Foto./ Archivo de BOHEMIA.
Foto./ Archivo de BOHEMIA.

Escalera de mar

Versión actualizada por la autora del texto, publicado originalmente en El Caimán Barbudo, el 19 de enero de 2024

Por./ Lisbeth Lima Hechavarría


[…] Uno habita soledades

    que ha cubierto la hierba,

    los recuerdos, o las gracias solemnes,

    o las lágrimas.

    “El silencio”, Edgar Allan Poe

Supongamos que me llamo Casandra, ahora mismo, no lo recuerdo.

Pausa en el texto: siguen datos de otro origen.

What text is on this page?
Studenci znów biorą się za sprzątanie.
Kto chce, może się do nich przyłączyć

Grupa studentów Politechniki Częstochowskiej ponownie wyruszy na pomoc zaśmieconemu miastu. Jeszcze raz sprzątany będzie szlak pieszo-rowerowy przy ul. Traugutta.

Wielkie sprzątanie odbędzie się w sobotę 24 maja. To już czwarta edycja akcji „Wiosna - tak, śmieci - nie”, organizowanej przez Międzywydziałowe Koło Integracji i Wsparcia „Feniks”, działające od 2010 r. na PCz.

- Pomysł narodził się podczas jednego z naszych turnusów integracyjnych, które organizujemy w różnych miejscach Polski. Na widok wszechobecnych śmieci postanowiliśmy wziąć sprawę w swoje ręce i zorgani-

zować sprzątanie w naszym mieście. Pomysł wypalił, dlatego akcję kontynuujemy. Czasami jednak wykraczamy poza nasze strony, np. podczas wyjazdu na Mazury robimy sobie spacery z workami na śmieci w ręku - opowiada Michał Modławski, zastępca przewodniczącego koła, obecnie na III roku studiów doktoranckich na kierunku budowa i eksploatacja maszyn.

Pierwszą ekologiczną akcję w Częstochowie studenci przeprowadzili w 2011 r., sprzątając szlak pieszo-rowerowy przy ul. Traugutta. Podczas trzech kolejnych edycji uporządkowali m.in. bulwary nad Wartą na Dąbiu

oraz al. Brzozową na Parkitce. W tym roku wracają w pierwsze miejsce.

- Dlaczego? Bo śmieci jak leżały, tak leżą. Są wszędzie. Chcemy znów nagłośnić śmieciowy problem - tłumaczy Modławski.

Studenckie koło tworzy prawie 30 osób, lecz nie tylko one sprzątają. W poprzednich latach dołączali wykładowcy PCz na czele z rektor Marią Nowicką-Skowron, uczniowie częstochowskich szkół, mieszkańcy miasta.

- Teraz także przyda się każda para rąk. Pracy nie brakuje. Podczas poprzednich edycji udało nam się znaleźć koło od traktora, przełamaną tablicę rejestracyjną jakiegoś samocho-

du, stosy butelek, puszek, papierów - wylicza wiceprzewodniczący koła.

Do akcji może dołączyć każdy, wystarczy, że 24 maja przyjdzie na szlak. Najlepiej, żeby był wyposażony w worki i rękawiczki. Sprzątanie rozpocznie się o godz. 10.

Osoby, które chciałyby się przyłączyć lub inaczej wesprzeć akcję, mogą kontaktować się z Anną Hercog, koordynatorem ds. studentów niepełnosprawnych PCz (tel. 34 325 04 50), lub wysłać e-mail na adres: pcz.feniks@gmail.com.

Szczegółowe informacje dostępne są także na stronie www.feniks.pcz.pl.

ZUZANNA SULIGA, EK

Tu nombre tampoco importa mucho, la verdad. Sé que te he visto antes. ¿Te he visto? Quizás no, pero suenas cercano.

Siempre me han gustado las azoteas desteñidas de Centro Habana. Tuve un novio por allí hace unos años y en las madrugadas nos las pasábamos desnudos en el portal del apartamento. A un costado, el malecón. El mar asumía roles en mi historia dependiendo del horario del día. Por las mañanas, las pocas mañanas que amanecí en ese portal, (porque casi siempre corría intentando evitar los despertares y saludos matutinos) el café me erizaba poro a poro mientras el mar iba colándoseme debajo del pulóver suyo, que usaba como bata. A medida que avanzaba el día, camino a casa en la guagua, el mar susurraba cosas a mi oído. Reía como loca burlándome de las voces cambiantes en los cuentos que narraba; y hoy, una vez más en la azotea de algún lugar de esta ciudad, aunque el océano no está cerca, igual musita. Creo que han de ser las azoteas. Sí, es cosa de alturas.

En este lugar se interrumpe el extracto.